While one square foot per bird should be allowed for birds in floor pens, half a square foot per bird is adequate for those in individual or colony cages. Breeders should be provided with a minimum of one linear inch of feeder space and one-third of a linear inch of waterer space per bird.

Breeder Timetable

The entire breeder schedule is developed in reverse from the date that eggs from the breeders are needed.

  1. Brood the breeders as described under 'Brooding' (in the next part of this article).
  2. Have the breeders tested for pullorum-typhoid disease. To reduce stress on the birds, the testing should be done before egg production begins. You can get a list of approved blood-testing agents from your local county agent or the Poultry Improvement Association in your state.
  3. Pair the breeders four to six weeks before the natural laying season or at least two weeks before lights are provided. Natural laying seasons vary for different geographical areas but the local wildlife conservation officer can provide the approximate times.
  4. Move breeders to breeding facilities: floor pens, colony cages or individual breeder cages.
  5. Beak-trim the breeders at hatch and, if necessary, before mating (see 'Cannibalism' in the next part of this article).
  6. Plan to increase artificial lighting one hour per week so that a 17-hour day length will be reached between 24 to 26 weeks of age.
  7. Switch from grower feed to breeder feed two to three weeks before anticipated egg production or no later than when five per cent production is reached.
  8. When egg production drops below acceptable levels, end the breeding season by decreasing the lighting and returning to a low-level grower or maintenance diet. Following a three-month rest, the breeders can be used again.

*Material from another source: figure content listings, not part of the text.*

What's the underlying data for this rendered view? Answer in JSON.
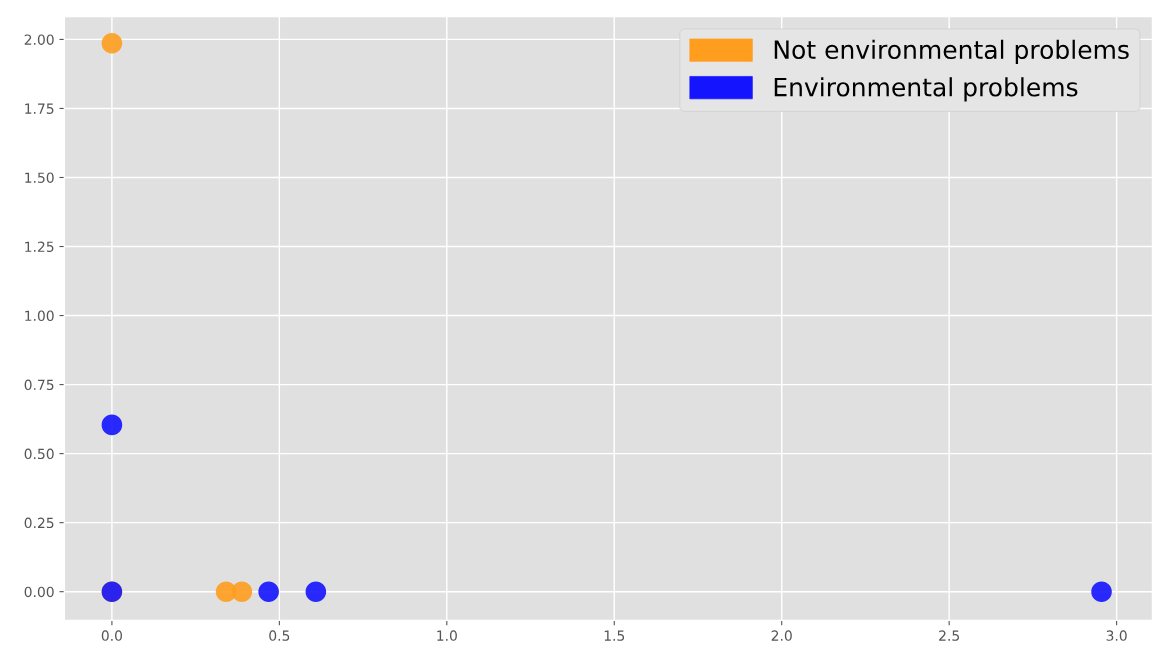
{
  "chart_data": {
    "type": "scatter",
    "marker": "circle",
    "grid": true,
    "legend": "top right",
    "xlim": [
      -0.142,
      3.107
    ],
    "ylim": [
      -0.104,
      2.083
    ],
    "xticks": [
      {
        "value": 0,
        "label": "0.0"
      },
      0.5,
      {
        "value": 1,
        "label": "1.0"
      },
      1.5,
      {
        "value": 2,
        "label": "2.0"
      },
      2.5,
      {
        "value": 3,
        "label": "3.0"
      }
    ],
    "yticks": [
      {
        "value": 0,
        "label": "0.00"
      },
      {
        "value": 0.25,
        "label": "0.25"
      },
      {
        "value": 0.5,
        "label": "0.50"
      },
      {
        "value": 0.75,
        "label": "0.75"
      },
      {
        "value": 1,
        "label": "1.00"
      },
      {
        "value": 1.25,
        "label": "1.25"
      },
      {
        "value": 1.5,
        "label": "1.50"
      },
      {
        "value": 1.75,
        "label": "1.75"
      },
      {
        "value": 2,
        "label": "2.00"
      }
    ],
    "series": [
      {
        "name": "Not environmental problems",
        "color": "#ff9d1f",
        "x": [
          0,
          0,
          0.341,
          0.388
        ],
        "values": [
          1.986,
          0,
          0,
          0
        ]
      },
      {
        "name": "Environmental problems",
        "color": "#1414ff",
        "x": [
          0,
          0,
          0.468,
          0.609,
          2.955
        ],
        "values": [
          0.604,
          0,
          0,
          0,
          0
        ]
      }
    ]
  }
}
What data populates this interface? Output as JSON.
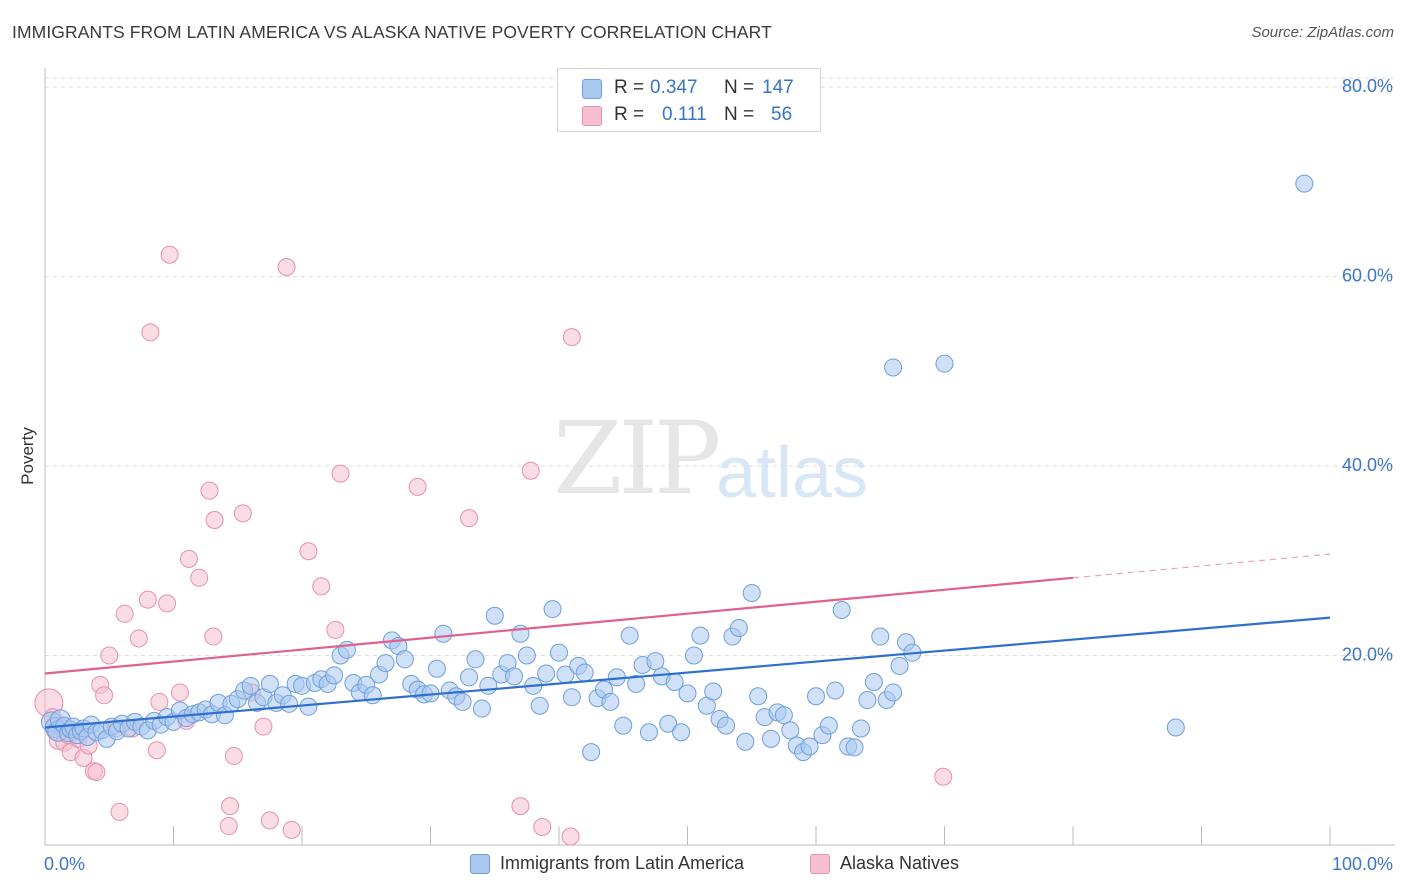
{
  "title": "IMMIGRANTS FROM LATIN AMERICA VS ALASKA NATIVE POVERTY CORRELATION CHART",
  "source": "Source: ZipAtlas.com",
  "watermark": {
    "zip": "ZIP",
    "atlas": "atlas"
  },
  "legend_top": [
    {
      "r_label": "R = ",
      "r_value": "0.347",
      "n_label": "N = ",
      "n_value": "147",
      "color": "#aac8f0"
    },
    {
      "r_label": "R = ",
      "r_value": "0.111",
      "n_label": "N = ",
      "n_value": "56",
      "color": "#f6bfd0"
    }
  ],
  "legend_bottom": [
    {
      "label": "Immigrants from Latin America",
      "color": "#aac8f0"
    },
    {
      "label": "Alaska Natives",
      "color": "#f6bfd0"
    }
  ],
  "colors": {
    "blue_fill": "#aac8f0",
    "blue_stroke": "#6f9fdc",
    "blue_line": "#2e6fd0",
    "pink_fill": "#f6bfd0",
    "pink_stroke": "#e890ad",
    "pink_line": "#e0608f",
    "axis_text": "#3d75c9"
  },
  "chart_data": {
    "type": "scatter",
    "ylabel": "Poverty",
    "xlim": [
      0,
      100
    ],
    "ylim": [
      0,
      80
    ],
    "x_tick_labels": [
      "0.0%",
      "100.0%"
    ],
    "y_ticks": [
      20,
      40,
      60,
      80
    ],
    "y_tick_labels": [
      "20.0%",
      "40.0%",
      "60.0%",
      "80.0%"
    ],
    "grid": true,
    "series": [
      {
        "name": "Immigrants from Latin America",
        "trend": {
          "x": [
            0,
            100
          ],
          "y": [
            12.4,
            24.0
          ]
        },
        "points": [
          [
            0.5,
            13.0
          ],
          [
            0.8,
            12.4
          ],
          [
            1.0,
            12.0
          ],
          [
            1.2,
            13.2
          ],
          [
            1.5,
            12.6
          ],
          [
            1.8,
            11.8
          ],
          [
            2.0,
            12.2
          ],
          [
            2.2,
            12.5
          ],
          [
            2.5,
            11.6
          ],
          [
            2.8,
            12.0
          ],
          [
            3.0,
            12.3
          ],
          [
            3.3,
            11.4
          ],
          [
            3.6,
            12.7
          ],
          [
            4.0,
            11.9
          ],
          [
            4.4,
            12.1
          ],
          [
            4.8,
            11.2
          ],
          [
            5.2,
            12.5
          ],
          [
            5.6,
            12.0
          ],
          [
            6.0,
            12.8
          ],
          [
            6.5,
            12.3
          ],
          [
            7.0,
            13.0
          ],
          [
            7.5,
            12.5
          ],
          [
            8.0,
            12.1
          ],
          [
            8.5,
            13.1
          ],
          [
            9.0,
            12.7
          ],
          [
            9.5,
            13.5
          ],
          [
            10.0,
            13.0
          ],
          [
            10.5,
            14.2
          ],
          [
            11.0,
            13.4
          ],
          [
            11.5,
            13.8
          ],
          [
            12.0,
            14.0
          ],
          [
            12.5,
            14.3
          ],
          [
            13.0,
            13.8
          ],
          [
            13.5,
            15.0
          ],
          [
            14.0,
            13.7
          ],
          [
            14.5,
            14.9
          ],
          [
            15.0,
            15.4
          ],
          [
            15.5,
            16.3
          ],
          [
            16.0,
            16.8
          ],
          [
            16.5,
            15.0
          ],
          [
            17.0,
            15.6
          ],
          [
            17.5,
            17.0
          ],
          [
            18.0,
            15.0
          ],
          [
            18.5,
            15.8
          ],
          [
            19.0,
            14.9
          ],
          [
            19.5,
            17.0
          ],
          [
            20.0,
            16.8
          ],
          [
            20.5,
            14.6
          ],
          [
            21.0,
            17.1
          ],
          [
            21.5,
            17.5
          ],
          [
            22.0,
            17.0
          ],
          [
            22.5,
            17.9
          ],
          [
            23.0,
            20.0
          ],
          [
            23.5,
            20.6
          ],
          [
            24.0,
            17.1
          ],
          [
            24.5,
            16.1
          ],
          [
            25.0,
            16.9
          ],
          [
            25.5,
            15.8
          ],
          [
            26.0,
            18.0
          ],
          [
            26.5,
            19.2
          ],
          [
            27.0,
            21.6
          ],
          [
            27.5,
            21.0
          ],
          [
            28.0,
            19.6
          ],
          [
            28.5,
            17.0
          ],
          [
            29.0,
            16.4
          ],
          [
            29.5,
            15.9
          ],
          [
            30.0,
            16.0
          ],
          [
            30.5,
            18.6
          ],
          [
            31.0,
            22.3
          ],
          [
            31.5,
            16.3
          ],
          [
            32.0,
            15.7
          ],
          [
            32.5,
            15.1
          ],
          [
            33.0,
            17.7
          ],
          [
            33.5,
            19.6
          ],
          [
            34.0,
            14.4
          ],
          [
            34.5,
            16.8
          ],
          [
            35.0,
            24.2
          ],
          [
            35.5,
            18.0
          ],
          [
            36.0,
            19.2
          ],
          [
            36.5,
            17.8
          ],
          [
            37.0,
            22.3
          ],
          [
            37.5,
            20.0
          ],
          [
            38.0,
            16.8
          ],
          [
            38.5,
            14.7
          ],
          [
            39.0,
            18.1
          ],
          [
            39.5,
            24.9
          ],
          [
            40.0,
            20.3
          ],
          [
            40.5,
            18.0
          ],
          [
            41.0,
            15.6
          ],
          [
            41.5,
            18.9
          ],
          [
            42.0,
            18.2
          ],
          [
            42.5,
            9.8
          ],
          [
            43.0,
            15.5
          ],
          [
            43.5,
            16.4
          ],
          [
            44.0,
            15.1
          ],
          [
            44.5,
            17.7
          ],
          [
            45.0,
            12.6
          ],
          [
            45.5,
            22.1
          ],
          [
            46.0,
            17.0
          ],
          [
            46.5,
            19.0
          ],
          [
            47.0,
            11.9
          ],
          [
            47.5,
            19.4
          ],
          [
            48.0,
            17.8
          ],
          [
            48.5,
            12.8
          ],
          [
            49.0,
            17.2
          ],
          [
            49.5,
            11.9
          ],
          [
            50.0,
            16.0
          ],
          [
            50.5,
            20.0
          ],
          [
            51.0,
            22.1
          ],
          [
            51.5,
            14.7
          ],
          [
            52.0,
            16.2
          ],
          [
            52.5,
            13.3
          ],
          [
            53.0,
            12.6
          ],
          [
            53.5,
            22.0
          ],
          [
            54.0,
            22.9
          ],
          [
            54.5,
            10.9
          ],
          [
            55.0,
            26.6
          ],
          [
            55.5,
            15.7
          ],
          [
            56.0,
            13.5
          ],
          [
            56.5,
            11.2
          ],
          [
            57.0,
            14.0
          ],
          [
            57.5,
            13.7
          ],
          [
            58.0,
            12.1
          ],
          [
            58.5,
            10.5
          ],
          [
            59.0,
            9.8
          ],
          [
            59.5,
            10.4
          ],
          [
            60.0,
            15.7
          ],
          [
            60.5,
            11.6
          ],
          [
            61.0,
            12.6
          ],
          [
            61.5,
            16.3
          ],
          [
            62.0,
            24.8
          ],
          [
            62.5,
            10.4
          ],
          [
            63.0,
            10.3
          ],
          [
            63.5,
            12.3
          ],
          [
            64.0,
            15.3
          ],
          [
            64.5,
            17.2
          ],
          [
            65.0,
            22.0
          ],
          [
            65.5,
            15.3
          ],
          [
            66.0,
            16.1
          ],
          [
            66.5,
            18.9
          ],
          [
            67.0,
            21.4
          ],
          [
            67.5,
            20.3
          ],
          [
            66.0,
            50.4
          ],
          [
            70.0,
            50.8
          ],
          [
            98.0,
            69.8
          ],
          [
            88.0,
            12.4
          ]
        ]
      },
      {
        "name": "Alaska Natives",
        "trend": {
          "x": [
            0,
            80
          ],
          "y": [
            18.1,
            28.2
          ]
        },
        "trend_extension": {
          "x": [
            80,
            100
          ],
          "y": [
            28.2,
            30.7
          ]
        },
        "points": [
          [
            0.3,
            15.0
          ],
          [
            0.6,
            13.5
          ],
          [
            0.8,
            12.0
          ],
          [
            1.0,
            11.0
          ],
          [
            1.2,
            12.5
          ],
          [
            1.5,
            10.8
          ],
          [
            1.8,
            11.6
          ],
          [
            2.0,
            9.8
          ],
          [
            2.3,
            12.0
          ],
          [
            2.6,
            11.2
          ],
          [
            3.0,
            9.2
          ],
          [
            3.4,
            10.5
          ],
          [
            3.8,
            7.8
          ],
          [
            4.0,
            7.7
          ],
          [
            4.3,
            16.9
          ],
          [
            4.6,
            15.8
          ],
          [
            5.0,
            20.0
          ],
          [
            5.5,
            12.3
          ],
          [
            5.8,
            3.5
          ],
          [
            6.2,
            24.4
          ],
          [
            6.8,
            12.3
          ],
          [
            7.3,
            21.8
          ],
          [
            8.0,
            25.9
          ],
          [
            8.2,
            54.1
          ],
          [
            8.7,
            10.0
          ],
          [
            8.9,
            15.1
          ],
          [
            9.5,
            25.5
          ],
          [
            9.7,
            62.3
          ],
          [
            10.5,
            16.1
          ],
          [
            11.0,
            13.1
          ],
          [
            11.2,
            30.2
          ],
          [
            12.0,
            28.2
          ],
          [
            12.8,
            37.4
          ],
          [
            13.1,
            22.0
          ],
          [
            13.2,
            34.3
          ],
          [
            14.3,
            2.0
          ],
          [
            14.4,
            4.1
          ],
          [
            14.7,
            9.4
          ],
          [
            15.4,
            35.0
          ],
          [
            16.1,
            16.1
          ],
          [
            17.0,
            12.5
          ],
          [
            17.5,
            2.6
          ],
          [
            18.8,
            61.0
          ],
          [
            19.2,
            1.6
          ],
          [
            20.5,
            31.0
          ],
          [
            21.5,
            27.3
          ],
          [
            22.6,
            22.7
          ],
          [
            23.0,
            39.2
          ],
          [
            29.0,
            37.8
          ],
          [
            33.0,
            34.5
          ],
          [
            37.0,
            4.1
          ],
          [
            37.8,
            39.5
          ],
          [
            38.7,
            1.9
          ],
          [
            40.9,
            0.9
          ],
          [
            41.0,
            53.6
          ],
          [
            69.9,
            7.2
          ]
        ]
      }
    ]
  }
}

It is advantageous to keep individual records on breeders, so that those birds beginning egg production very late, laying at a low rate or having low hatchability can be culled early in the laying cycle.

Egg production for a six-month breeding season should average above 50 per cent, or more than 90 eggs per hen. This will vary with strain of bird, lighting programme and other management factors. The best hens in the flock can produce 160 eggs during the six-month season. When breeders are maintained under proper conditions for a full year, the average egg production will be from 150 to 200 eggs per hen.